Reflections in a Golden Eye (1969)*****
This terrific movie truly has stood the test of time, as fresh and startling a masterpiece today as it was 40 yrs ago. And the DVD, with the director John Huston's intended "golden haze" restored, is sublime. The film ran for only a week in its original production before Warner Brothers recalled it and restored it to Technicolor. In the version Huston made, the production bathes every frame in a golden haze, lending to the atmosphere a sense of humid morbidity. REFLECTIONS IN A GOLDEN EYE is a film about desperation, unendurable repression, careless, selfish dalliance set against dissipating military dignity, dark sexual urges and incipient rage. These elements emerge in a brooding, suspenseful story adapted from a Carson McCullers novel, which begins, “There is a fort in the south where a few years ago a murder was committed…”

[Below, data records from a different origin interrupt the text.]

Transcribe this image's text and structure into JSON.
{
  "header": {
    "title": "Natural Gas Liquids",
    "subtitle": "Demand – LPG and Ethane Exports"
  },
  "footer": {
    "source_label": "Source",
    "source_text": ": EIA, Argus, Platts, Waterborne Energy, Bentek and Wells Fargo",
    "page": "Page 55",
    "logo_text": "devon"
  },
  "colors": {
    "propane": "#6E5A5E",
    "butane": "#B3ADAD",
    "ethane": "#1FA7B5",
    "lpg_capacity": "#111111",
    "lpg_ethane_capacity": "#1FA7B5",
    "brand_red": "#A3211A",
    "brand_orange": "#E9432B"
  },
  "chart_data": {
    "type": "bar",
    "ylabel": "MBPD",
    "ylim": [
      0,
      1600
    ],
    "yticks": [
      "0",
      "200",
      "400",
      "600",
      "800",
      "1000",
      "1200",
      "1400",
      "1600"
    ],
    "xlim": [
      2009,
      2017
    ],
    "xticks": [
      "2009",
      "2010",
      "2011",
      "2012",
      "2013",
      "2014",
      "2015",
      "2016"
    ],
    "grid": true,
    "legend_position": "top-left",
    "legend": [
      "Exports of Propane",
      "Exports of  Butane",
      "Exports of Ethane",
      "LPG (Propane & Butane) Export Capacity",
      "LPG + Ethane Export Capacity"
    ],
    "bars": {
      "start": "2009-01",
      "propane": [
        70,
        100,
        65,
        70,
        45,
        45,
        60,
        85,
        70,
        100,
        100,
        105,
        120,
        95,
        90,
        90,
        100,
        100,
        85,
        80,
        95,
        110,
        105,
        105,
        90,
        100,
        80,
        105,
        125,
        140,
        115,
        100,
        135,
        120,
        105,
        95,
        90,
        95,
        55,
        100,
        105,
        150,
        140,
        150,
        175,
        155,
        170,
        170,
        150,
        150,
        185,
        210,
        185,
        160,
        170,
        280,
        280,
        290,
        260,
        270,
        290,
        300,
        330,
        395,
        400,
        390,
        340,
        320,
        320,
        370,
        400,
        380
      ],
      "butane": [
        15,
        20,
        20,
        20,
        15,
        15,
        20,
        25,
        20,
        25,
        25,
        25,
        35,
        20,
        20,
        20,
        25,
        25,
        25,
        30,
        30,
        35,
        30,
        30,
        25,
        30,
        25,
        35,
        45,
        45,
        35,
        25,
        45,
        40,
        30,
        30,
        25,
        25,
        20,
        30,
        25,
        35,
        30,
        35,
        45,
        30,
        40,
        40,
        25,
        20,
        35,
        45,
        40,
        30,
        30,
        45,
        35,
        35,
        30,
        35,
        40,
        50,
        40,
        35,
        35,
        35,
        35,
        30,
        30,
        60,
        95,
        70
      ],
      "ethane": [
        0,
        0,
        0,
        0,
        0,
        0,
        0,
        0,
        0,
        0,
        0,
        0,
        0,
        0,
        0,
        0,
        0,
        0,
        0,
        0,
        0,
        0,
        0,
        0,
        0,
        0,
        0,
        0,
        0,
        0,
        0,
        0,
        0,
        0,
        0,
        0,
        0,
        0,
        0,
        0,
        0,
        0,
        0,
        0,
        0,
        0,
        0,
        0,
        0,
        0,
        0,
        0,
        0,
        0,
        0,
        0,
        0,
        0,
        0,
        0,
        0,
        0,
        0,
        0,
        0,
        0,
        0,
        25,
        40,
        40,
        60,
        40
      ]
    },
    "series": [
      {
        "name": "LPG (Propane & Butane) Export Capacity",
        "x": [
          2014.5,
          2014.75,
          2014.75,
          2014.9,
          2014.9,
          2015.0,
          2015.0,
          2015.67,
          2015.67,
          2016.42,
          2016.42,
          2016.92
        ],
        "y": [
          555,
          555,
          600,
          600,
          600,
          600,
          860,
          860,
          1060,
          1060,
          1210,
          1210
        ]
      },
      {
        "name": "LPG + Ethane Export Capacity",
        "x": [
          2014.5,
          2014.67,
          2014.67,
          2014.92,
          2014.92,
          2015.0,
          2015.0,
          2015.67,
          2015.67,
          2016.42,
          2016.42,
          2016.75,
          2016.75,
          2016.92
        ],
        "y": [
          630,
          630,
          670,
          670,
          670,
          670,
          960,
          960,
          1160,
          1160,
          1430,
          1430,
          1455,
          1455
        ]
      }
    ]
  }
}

REFLECTIONS is set in an anachronistic army base somewhere in the south. The writing of this psychological melodrama, a study of human hell, is subtle and compelling; every scene is rich with symbolism accessible to the thoughtful viewer without being cloying, simplistic or pat. The late Elizabeth Taylor plays Leonora, the spoiled and randy wife of tortured Army Major Weldon Penderton (Marlon Brando). Leonora is a fascinating character who alternates between coy and charmingly manipulative to incisive and sadistic. Taylor never steps over the line in her performance, she never “hogs the stage”, so to speak. Major Penderton lives a life of self-controlled, quiet desperation as he struggles to keep his aging body from going to seed, while his mind is assaulted by unwanted sexual awareness. We see him becoming ineffectual with the men he lectures and commands. He begins to preen in front of the mirror. Weldon later assesses his predicament with this observation: “Any fulfillment obtained at the expense of normality is wrong…and should not be allowed to bring happiness. In short, it’s better, because it’s morally honorable, for the square peg to keep scraping about in a round hole, rather than to discover and use the unorthodox one that would fit it.” What Weldon goes through shortly before the murder is psychologically terrifying, and a scene wherein Williams enters the house as Weldon smooths his hair in anticipation upstairs is shattering. This is a movie that starts with a low grrrr, and ends with an agonized roar.
Marlon Brando’s performance is powerful, maybe his best ever, but the whole cast is superb. Also worthy of note is Zorro David, who plays the hilarious, intelligent and engaging Anacleto, the Filipino house boy/confident to neurotic Alison, affectingly played by Julie Harris. Alison is married to a not-too-bright Colonel Morris Langdon, played perfectly low-key and slightly dense by Brian Keith. He takes horseback rides with Leonora, occasionally indulging in a little pleasurable diversion with the wife of his subordinate. This film simmers with sexual tension - even the horses were loaded with it - and Robert Forster, who plays the enigmatic catalyst, Williams, had no lines of consequence at all during the whole movie, although he is central to all the action and remains a mysterious, brooding character to the end, subtly insinuating and disrespectful even to his desultory salutes. The movie is full of wonderful little details, like a fine stallion eating raspberries, as his mistress frolics in the shrubbery, or when Leonora takes off all her clothes in the living room, to challenge her prissy husband. She then delivers to her horrified husband perhaps the most unexpected line in the whole movie: Son, have you ever been collared…and dragged out into the street and thrashed by a naked woman?
A notable aspect of this work is that each of the very diverse characters is given equal weight and attention by the director. None prevailed as the "star", even though Elizabeth Taylor is given top billing, and each character is treated with keen, non-judgmental interest. Unusual to see Liz so content just to be the ditzy, self-absorbed character she plays...that, and nothing more.
Special Features on this DVD offers a “making of” with “vintage behind the scenes footage” well worth a look. We can see John Huston at work, and how intensely concentrated the actors are, especially, perhaps, Elizabeth Taylor, in wanting to please him. Movie and Special Features: highly recommended.